Он не хотел говорить в полный голос, ожидая, что Старый Мудрец разозлится, но тот лишь кивнул:

— И мы таких жалеем. Завидуем им. Такой человек становится Богом. И пойми, он тебя тоже пожалел.

— Он убил бы меня.

— Потому что узрел, какой ты есть на самом деле, и ощутил твой стыд. Но только когда в небе снова взойдет полный лик планеты-сестры, мужчина может найти и сорвать свежие листья, выплюнув старые и пережеванные, более не приносящие удовлетворения, ибо, если станет жевать свежие листья чаще, он умрет.

— А если жевать его так, как ты говоришь, оно безопасно?

— Каждый из нас греет себя им смолоду, и, как видишь, мы все здоровы. И разве мы плохо сражаемся? Мы живем до глубокой старости.

— Как долго? — заинтересовался Пескоход.

— А это имеет значение? Много, с точки зрения обретенного опыта, — мы чувствуем гораздо сильней. А когда наконец умираем, мы знаем, что были больше, чем Бог, и меньше, чем животные. Но то, что мы носим во рту, утешает нас, даже когда не приносит величия. Оно — плоть, когда мы голодны и негде наловить рыбы, и молоко, когда вокруг нет воды. Юноша ищет женщину и находит, возвышается, а затем умирает для этого мира. Великим ему больше не стать, но женщина — его утешение, напоминание о былых временах, о том, что с ней он снова мал и лишь тень того, кем он был прежде. Так же происходит и с нами с той лишь разницей, что своих седых жен мы сплевываем в ладони, когда они перестают приносить утешение. Мы обращаем взор к лику планеты-сестры, чтобы узнать, как много времени прошло, и, когда момент наступает снова, находим себе новых жен, и мы снова молоды и с Богом.
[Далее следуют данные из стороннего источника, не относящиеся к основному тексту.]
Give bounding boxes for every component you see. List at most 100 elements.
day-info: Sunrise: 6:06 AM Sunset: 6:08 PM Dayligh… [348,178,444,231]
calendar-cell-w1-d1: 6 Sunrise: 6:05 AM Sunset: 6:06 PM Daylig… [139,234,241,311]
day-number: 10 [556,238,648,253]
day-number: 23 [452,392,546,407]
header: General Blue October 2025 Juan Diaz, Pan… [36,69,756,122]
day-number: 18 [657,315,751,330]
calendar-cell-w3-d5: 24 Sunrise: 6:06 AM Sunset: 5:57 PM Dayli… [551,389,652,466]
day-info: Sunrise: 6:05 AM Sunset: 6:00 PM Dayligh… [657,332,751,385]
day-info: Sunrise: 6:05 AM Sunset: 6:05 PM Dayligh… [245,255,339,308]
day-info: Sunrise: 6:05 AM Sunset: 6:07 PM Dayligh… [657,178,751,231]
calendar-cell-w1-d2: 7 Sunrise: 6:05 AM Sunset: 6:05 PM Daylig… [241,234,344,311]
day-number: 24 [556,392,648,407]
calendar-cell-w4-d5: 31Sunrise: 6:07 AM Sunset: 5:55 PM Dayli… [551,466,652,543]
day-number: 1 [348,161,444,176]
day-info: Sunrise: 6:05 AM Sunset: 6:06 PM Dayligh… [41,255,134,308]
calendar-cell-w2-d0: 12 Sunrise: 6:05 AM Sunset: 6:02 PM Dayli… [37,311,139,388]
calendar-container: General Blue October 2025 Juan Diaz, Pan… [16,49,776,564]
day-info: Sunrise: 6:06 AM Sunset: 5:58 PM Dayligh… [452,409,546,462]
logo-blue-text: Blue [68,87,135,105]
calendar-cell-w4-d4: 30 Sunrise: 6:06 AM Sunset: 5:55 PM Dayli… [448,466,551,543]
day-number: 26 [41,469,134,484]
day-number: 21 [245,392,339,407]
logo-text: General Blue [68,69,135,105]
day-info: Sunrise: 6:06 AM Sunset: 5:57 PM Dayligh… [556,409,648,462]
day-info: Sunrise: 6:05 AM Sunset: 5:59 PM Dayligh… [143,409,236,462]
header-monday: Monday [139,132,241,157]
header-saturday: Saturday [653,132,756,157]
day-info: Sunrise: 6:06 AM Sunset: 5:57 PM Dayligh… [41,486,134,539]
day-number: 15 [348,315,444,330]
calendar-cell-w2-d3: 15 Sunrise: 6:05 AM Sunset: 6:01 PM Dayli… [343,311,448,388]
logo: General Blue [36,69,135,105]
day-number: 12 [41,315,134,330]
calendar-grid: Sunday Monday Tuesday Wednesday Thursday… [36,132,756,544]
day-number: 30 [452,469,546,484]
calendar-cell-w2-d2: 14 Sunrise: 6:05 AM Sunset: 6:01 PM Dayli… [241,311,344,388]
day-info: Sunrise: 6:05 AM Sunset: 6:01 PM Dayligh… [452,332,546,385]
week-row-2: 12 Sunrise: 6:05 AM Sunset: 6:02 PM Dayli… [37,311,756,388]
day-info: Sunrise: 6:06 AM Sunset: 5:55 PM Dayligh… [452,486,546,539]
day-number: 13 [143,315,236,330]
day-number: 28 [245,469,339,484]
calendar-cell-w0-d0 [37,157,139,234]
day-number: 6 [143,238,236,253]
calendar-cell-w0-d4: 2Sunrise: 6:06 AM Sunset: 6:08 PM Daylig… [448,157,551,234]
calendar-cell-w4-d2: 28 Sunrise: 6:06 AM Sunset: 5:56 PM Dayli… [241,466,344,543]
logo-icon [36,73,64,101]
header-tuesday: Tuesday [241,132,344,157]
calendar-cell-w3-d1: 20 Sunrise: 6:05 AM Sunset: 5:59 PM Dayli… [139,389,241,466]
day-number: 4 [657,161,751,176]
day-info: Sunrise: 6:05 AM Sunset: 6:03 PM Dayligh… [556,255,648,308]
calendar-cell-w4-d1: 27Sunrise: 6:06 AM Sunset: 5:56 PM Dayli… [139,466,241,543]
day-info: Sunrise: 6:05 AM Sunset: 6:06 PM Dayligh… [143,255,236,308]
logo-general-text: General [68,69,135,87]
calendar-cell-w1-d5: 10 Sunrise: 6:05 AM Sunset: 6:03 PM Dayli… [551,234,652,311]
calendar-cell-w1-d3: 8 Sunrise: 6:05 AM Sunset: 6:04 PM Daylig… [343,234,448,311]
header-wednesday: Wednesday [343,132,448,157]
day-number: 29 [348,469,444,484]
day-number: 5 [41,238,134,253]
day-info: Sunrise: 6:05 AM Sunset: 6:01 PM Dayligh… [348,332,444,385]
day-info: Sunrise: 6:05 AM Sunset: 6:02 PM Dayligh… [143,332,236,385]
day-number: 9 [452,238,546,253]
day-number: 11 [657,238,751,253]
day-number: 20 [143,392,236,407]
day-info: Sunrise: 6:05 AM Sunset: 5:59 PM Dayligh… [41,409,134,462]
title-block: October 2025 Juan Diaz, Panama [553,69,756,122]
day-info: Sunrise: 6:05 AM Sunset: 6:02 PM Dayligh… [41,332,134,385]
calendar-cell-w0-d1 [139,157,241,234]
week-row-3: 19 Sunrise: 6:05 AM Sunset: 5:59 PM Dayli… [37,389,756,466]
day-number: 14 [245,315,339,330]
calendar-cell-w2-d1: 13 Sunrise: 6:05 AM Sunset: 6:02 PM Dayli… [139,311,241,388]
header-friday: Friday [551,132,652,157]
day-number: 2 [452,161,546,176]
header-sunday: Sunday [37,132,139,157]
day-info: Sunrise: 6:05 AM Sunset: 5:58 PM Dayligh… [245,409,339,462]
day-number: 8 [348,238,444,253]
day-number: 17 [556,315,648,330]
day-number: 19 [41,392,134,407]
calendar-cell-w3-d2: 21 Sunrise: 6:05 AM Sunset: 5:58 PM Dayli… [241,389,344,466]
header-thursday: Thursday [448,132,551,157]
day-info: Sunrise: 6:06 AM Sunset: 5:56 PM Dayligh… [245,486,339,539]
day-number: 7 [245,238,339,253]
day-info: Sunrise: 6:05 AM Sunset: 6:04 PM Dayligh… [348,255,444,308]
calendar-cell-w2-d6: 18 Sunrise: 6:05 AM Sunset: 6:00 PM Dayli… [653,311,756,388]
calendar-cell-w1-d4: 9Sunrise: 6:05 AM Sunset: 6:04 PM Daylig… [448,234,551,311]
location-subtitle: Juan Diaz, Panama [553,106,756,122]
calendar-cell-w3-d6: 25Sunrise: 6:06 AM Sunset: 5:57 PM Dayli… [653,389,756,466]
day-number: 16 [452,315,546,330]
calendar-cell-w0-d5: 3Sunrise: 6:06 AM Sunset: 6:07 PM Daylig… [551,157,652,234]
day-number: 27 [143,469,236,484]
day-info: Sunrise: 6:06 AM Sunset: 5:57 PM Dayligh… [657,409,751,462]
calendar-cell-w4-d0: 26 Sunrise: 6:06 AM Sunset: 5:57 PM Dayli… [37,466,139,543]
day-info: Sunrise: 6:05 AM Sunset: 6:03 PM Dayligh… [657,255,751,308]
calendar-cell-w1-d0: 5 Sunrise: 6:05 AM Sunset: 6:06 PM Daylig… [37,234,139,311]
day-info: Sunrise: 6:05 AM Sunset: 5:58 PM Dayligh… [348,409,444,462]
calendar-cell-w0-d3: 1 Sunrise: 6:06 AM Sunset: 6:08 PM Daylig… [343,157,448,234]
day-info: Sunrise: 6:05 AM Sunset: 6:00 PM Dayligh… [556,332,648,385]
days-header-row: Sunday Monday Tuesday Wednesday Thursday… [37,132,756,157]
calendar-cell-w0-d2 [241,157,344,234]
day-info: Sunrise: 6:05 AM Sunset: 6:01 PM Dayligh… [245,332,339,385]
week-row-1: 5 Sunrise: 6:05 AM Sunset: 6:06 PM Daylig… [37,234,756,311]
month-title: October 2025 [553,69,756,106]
— Но вы больше не похожи на нас, — сказал Пескоход.

— Мы сменили свой облик. Давным-давно в нашем старом доме, задолго до того, как первый глупец сумел высечь огонь, мы были совсем как вы — скитались по свету и не имели ни имен, ни названий ни для чего, кроме солнца, ночи и друг друга. И теперь снова, как и тогда, боги и рукотворные вещи не волнуют нас. А вы такие же, как мы — потому что ходите, только видя, как ходим мы, и делаете то, что делаем мы.